Cueva solicitou vista ao processo, suspendendo a análise, mesmo já tendo proferido um voto em contrariedade à liberação anteriormente.
No dia 15 de setembro de 2026, a ministra Estela Aranha havia concedido uma liminar vetando a utilização da imagem de Bolsonaro em materiais de campanha. Ela justificou sua decisão afirmando que a exposição da imagem do ex-presidente, em destaque, junto a um candidato, violaria uma decisão anterior do ministro Alexandre de Moraes, do Supremo Tribunal Federal (STF).
Moraes havia determinado que Bolsonaro estava impedido de realizar publicações políticas, incluindo a veiculação de mensagens por terceiros em qualquer meio.
Ao levar o caso ao plenário virtual do TSE, a votação revelou uma divisão acentuada entre os sete magistrados da Corte.

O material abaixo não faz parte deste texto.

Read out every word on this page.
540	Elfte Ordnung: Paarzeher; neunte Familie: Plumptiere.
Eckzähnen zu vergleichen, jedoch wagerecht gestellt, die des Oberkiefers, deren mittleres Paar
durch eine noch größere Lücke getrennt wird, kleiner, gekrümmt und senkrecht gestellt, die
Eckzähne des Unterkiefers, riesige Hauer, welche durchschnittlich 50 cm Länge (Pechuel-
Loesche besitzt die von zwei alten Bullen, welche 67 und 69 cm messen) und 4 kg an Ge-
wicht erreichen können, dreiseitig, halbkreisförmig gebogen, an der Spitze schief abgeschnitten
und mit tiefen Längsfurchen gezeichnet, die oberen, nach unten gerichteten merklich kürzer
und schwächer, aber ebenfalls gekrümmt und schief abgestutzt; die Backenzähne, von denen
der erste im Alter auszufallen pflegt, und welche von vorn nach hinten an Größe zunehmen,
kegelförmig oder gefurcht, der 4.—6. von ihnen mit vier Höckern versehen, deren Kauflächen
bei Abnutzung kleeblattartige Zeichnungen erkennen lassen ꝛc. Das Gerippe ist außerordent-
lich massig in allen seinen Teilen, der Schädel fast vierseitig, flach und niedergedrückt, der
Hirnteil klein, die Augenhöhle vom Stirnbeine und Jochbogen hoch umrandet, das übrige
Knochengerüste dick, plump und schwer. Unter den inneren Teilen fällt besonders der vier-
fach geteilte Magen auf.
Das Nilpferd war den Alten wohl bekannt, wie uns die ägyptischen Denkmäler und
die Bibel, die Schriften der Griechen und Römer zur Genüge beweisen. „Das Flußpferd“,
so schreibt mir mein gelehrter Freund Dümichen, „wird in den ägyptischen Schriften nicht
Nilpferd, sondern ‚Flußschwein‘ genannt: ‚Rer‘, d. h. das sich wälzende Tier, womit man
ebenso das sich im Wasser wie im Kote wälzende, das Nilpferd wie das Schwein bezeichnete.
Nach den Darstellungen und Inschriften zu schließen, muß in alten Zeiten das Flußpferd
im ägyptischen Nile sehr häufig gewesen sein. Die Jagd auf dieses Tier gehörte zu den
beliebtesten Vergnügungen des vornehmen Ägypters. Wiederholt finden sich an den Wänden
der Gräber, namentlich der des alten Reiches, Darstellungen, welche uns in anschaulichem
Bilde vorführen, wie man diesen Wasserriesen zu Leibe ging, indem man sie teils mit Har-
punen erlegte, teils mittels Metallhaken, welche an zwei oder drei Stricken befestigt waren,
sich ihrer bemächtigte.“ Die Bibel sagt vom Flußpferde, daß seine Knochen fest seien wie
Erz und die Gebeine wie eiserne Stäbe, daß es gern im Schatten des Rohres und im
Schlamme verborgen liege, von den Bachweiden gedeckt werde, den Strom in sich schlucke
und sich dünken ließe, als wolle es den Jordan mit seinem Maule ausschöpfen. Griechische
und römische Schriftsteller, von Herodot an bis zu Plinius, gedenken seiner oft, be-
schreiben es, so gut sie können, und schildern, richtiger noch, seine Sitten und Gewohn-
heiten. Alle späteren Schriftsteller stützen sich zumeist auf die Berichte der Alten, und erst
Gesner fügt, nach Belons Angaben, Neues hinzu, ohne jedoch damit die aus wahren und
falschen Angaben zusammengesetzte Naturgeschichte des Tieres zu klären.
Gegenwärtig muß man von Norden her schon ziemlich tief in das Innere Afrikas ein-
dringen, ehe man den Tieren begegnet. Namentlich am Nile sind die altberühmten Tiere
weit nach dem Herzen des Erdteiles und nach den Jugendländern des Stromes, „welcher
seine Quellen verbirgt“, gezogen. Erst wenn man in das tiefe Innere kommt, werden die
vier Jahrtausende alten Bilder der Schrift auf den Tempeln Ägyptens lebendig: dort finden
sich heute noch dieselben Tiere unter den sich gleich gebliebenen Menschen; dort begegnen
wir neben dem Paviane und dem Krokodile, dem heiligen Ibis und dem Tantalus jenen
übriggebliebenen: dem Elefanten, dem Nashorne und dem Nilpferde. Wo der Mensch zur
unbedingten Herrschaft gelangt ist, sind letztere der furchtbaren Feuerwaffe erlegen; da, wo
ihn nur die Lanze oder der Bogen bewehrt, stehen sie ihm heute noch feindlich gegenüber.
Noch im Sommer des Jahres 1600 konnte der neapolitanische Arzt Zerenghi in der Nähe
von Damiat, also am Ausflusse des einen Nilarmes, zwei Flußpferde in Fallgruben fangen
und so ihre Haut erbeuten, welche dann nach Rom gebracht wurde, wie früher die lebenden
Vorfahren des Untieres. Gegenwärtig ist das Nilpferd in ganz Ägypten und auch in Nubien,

Os ministros Estela Aranha, Ricardo Villas Bôas Cueva e Floriano de Azevedo Marques, que possui uma amizade estreita com Moraes, foram favoráveis à liminar.
Por outro lado, o presidente do TSE, Kassio Nunes Marques, e o vice-presidente André Mendonça, ambos indicados por Bolsonaro ao STF, argumentaram a favor da liberdade de expressão política.
Nunes Marques destacou que a associação política do candidato a uma figura proeminente como Jair Bolsonaro é fundamental para a comunicação da sua identidade ao eleitorado. Ele sustentou que a liberdade de expressão política garante aos candidatos a possibilidade de relacionar suas campanhas a líderes e correntes políticas, o que é um direito assegurado pela Constituição Federal.
Os ministros Antonio Carlos Ferreira e Dias Toffoli concordaram com essa interpretação, formando uma maioria provisória a favor da liberação do uso da imagem de Bolsonaro.
Após Toffoli desempatar o placar a favor da liberação, Cueva solicitou vista e travou o julgamento. Essa manobra gerou críticas, uma vez que ele havia votado antes contra a liberação.
A equipe jurídica do senador Flávio Bolsonaro manifestou descontentamento com a liminar de Estela Aranha. Eles argumentaram que os materiais de campanha do presidente Lula utilizavam imagens antigas de Bolsonaro para criticar sua gestão, enquanto Flávio não tinha o direito de usar a imagem do pai.